7. The type of ground truth used (expert consensus, pathology, outcomes data, etc.)

• The ground truth for the clinical studies was based on clinical diagnosis of Rheumatoid Arthritis derived from "clinically diagnosed patients" and "presumed normal" individuals. For specificity, "other arthritic and autoimmune disease conditions" were also used. This implies diagnosis by medical professionals based on established diagnostic criteria, without explicitly stating "expert consensus" or "pathology" as the direct ground truth for each case. For comparison studies, the predicate device results were used as a comparative measure.

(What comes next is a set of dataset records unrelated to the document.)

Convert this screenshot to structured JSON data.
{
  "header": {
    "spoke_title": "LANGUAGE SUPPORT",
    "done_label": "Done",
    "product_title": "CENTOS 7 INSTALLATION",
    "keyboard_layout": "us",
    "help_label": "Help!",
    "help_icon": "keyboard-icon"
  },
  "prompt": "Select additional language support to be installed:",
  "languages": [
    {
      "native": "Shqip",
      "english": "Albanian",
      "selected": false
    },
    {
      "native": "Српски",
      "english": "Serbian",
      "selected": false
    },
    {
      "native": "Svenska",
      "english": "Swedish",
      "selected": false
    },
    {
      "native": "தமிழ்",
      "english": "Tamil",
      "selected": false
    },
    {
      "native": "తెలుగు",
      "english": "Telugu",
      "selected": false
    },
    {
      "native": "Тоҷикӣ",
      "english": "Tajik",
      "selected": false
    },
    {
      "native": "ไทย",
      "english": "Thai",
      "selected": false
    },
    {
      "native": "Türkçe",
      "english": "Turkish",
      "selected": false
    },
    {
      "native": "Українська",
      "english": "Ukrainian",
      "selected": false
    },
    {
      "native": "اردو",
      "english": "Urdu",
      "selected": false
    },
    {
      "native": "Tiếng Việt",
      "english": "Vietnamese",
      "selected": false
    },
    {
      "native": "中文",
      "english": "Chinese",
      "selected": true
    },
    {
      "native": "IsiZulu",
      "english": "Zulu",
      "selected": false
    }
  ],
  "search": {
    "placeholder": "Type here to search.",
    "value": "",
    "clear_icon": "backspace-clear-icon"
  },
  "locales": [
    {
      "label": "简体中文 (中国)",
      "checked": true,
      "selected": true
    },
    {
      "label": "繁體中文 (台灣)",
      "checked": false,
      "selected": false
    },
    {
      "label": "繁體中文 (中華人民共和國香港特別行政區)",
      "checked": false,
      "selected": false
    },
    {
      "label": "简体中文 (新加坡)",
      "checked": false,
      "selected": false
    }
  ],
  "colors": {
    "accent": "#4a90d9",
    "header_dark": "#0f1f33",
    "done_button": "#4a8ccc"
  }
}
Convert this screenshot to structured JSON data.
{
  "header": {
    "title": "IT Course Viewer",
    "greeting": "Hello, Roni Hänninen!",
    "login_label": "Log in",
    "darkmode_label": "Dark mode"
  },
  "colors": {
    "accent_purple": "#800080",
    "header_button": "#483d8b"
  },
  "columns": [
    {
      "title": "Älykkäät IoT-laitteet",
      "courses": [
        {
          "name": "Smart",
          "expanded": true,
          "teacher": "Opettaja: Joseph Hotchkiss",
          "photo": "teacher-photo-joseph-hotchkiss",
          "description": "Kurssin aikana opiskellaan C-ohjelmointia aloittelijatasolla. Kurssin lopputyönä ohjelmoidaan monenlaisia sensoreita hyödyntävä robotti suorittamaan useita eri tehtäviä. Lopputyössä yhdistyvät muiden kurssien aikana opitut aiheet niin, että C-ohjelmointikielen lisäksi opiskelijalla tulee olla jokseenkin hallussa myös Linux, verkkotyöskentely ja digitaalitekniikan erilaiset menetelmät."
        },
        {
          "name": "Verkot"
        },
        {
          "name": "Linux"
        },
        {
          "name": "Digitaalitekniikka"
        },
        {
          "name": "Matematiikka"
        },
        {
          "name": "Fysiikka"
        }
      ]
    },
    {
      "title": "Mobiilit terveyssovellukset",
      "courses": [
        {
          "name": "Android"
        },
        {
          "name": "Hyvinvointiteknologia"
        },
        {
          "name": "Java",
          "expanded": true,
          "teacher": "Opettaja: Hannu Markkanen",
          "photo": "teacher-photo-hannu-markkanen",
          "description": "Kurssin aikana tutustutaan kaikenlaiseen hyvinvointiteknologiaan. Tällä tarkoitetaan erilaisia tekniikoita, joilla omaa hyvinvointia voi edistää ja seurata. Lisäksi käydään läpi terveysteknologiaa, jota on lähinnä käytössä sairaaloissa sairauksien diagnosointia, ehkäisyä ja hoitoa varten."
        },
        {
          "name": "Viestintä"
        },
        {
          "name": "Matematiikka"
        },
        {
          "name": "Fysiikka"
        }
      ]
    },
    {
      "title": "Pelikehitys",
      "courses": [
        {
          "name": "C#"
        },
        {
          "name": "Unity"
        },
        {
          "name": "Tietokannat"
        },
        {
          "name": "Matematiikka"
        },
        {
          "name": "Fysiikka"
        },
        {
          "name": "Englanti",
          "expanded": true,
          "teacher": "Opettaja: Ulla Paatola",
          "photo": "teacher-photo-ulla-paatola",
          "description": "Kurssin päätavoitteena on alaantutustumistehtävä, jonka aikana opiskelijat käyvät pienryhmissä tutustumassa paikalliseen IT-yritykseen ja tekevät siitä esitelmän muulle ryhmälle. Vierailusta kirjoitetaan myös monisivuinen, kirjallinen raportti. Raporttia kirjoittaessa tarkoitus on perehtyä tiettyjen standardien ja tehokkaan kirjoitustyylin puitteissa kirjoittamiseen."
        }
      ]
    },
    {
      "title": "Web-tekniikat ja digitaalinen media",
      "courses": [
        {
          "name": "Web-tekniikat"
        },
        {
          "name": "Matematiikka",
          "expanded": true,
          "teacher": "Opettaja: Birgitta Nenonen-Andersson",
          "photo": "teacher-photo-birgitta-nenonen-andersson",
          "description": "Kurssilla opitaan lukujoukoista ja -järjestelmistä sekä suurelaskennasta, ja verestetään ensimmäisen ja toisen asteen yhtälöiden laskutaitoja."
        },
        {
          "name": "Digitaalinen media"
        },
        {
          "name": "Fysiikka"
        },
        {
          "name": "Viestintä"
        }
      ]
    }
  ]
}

8. The sample size for the training set

• The documentation does not explicitly mention a "training set" in the context of an algorithm or AI model development. This is an ELISA kit, for which "training set" typically refers to internal development and optimization panels, not a dataset for an AI algorithm. The closest equivalent would be the development of the assay's cut-off and performance characteristics based on various sample populations (e.g., 209 assumed normal blood donor samples for cut-off determination).

9. How the ground truth for the training set was established

• As above, there is no explicit "training set" in the AI sense. However, for establishing the normal range and cut-off for the assay, 209 "assumed normal blood donor samples" were used. The ground truth for these samples was their classification as "assumed normal," which is a form of clinical classification based on health status. The cut-off of > 20 U/mL was determined based on the mean + 3 Standard Deviations of these normal samples, aiming for a high specificity (99.5% for normals) at that threshold.